By ten thousand years ago, woolly mammoths had gone extinct from mainland Asia and North America. But a population of island-dwelling mammoths survived on a remnant piece of land once part of the Bering Strait land bridge.

UW geography professor Jack Williams and graduate student Yue Wang MS’13 contributed to a new study that provides clear evidence of the mammoth extinction on tiny St. Paul Island around 5,600 years ago. A lack of freshwater and changing environmental conditions, including rising seas, drove the demise. The researchers say the findings have implications for low-lying islands, and the people and animals that live on them today.

“I can’t think of any other case where freshwater availability was the driver of extinction,” says Williams, who is also director of the UW’s Center for Climatic Research. “On small oceanic islands, freshwater can be a limited resource.”

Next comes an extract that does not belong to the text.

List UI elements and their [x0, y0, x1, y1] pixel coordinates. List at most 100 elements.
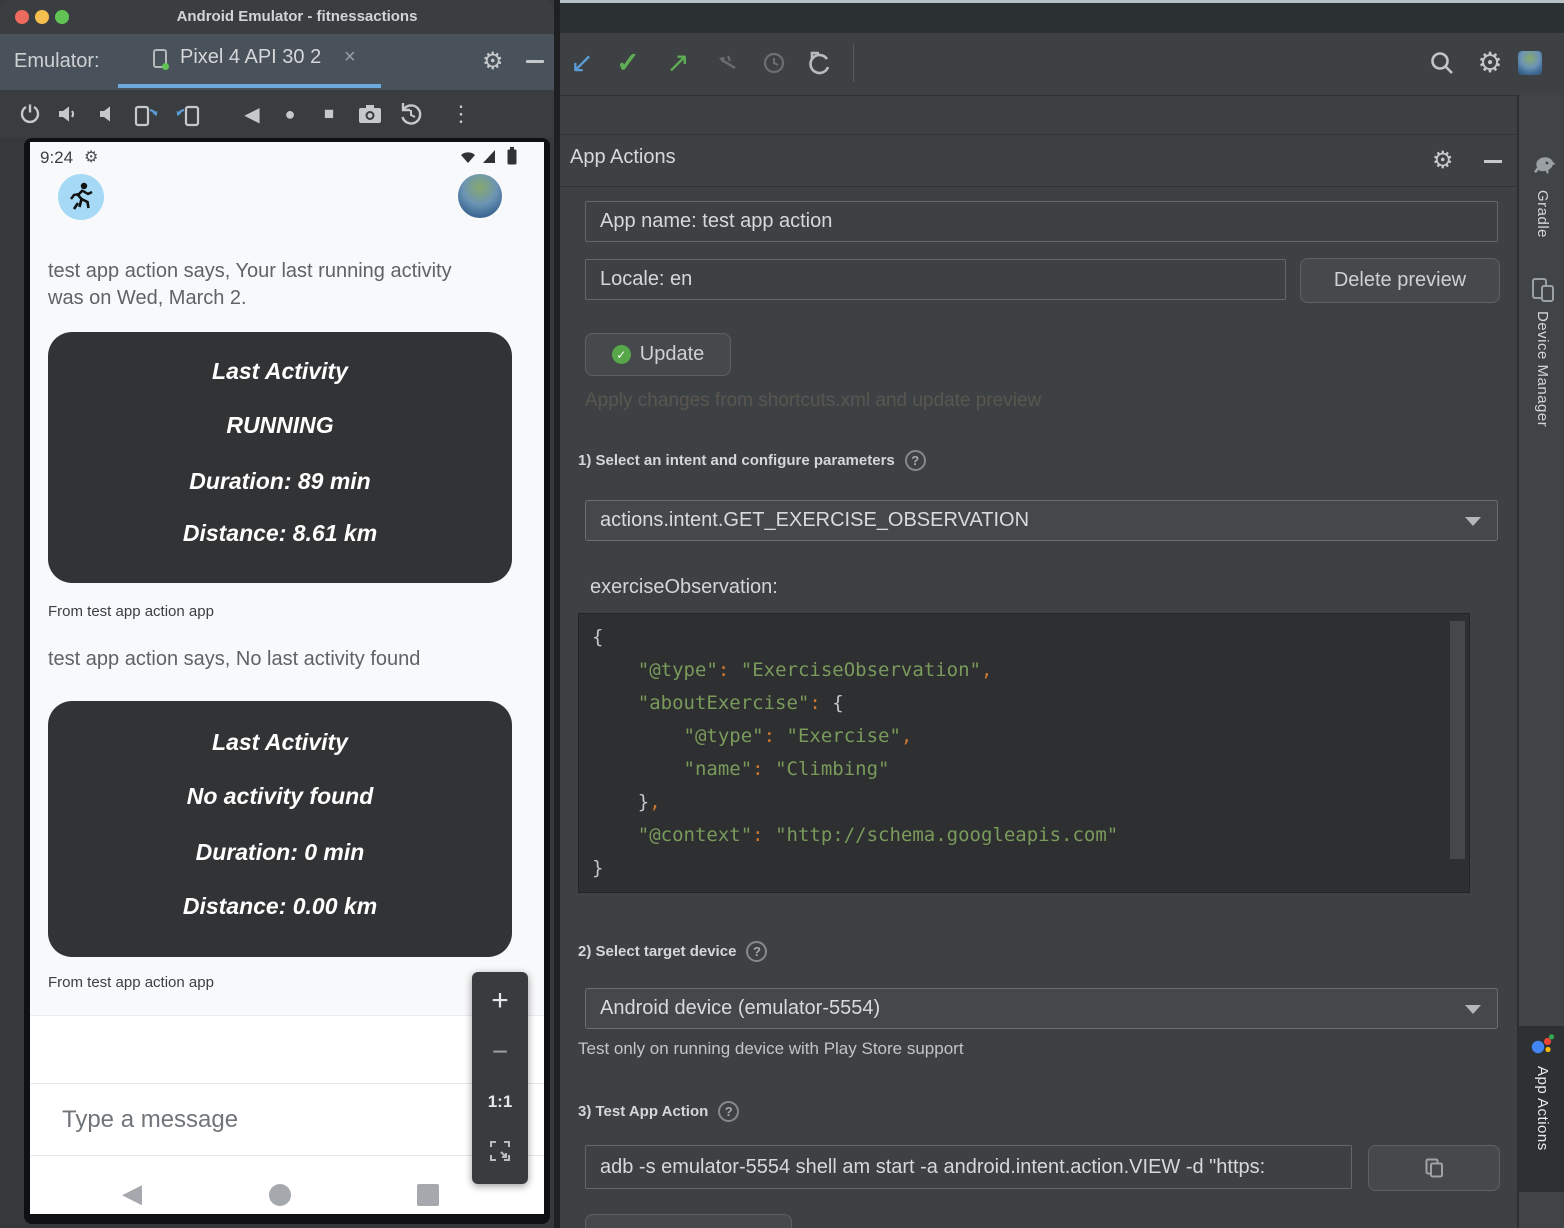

Williams and collaborators from across the United States rode snowmobiles to one of the few sources of freshwater on the island off the coast of Alaska, a crater lake surrounded on three sides by steep rock walls. The scientists drilled through the frozen lake surface and took samples of sediments beneath the lake floor, which provided snapshots of the environment through time.

The UW researchers focused on the island’s vegetation and ruled out changes to their food sources as contributors to the mammoths’ extinction. However, sediment cores showed mammoths likely stripped the area around the lake of vegetation, potentially speeding up erosion and harming water quality.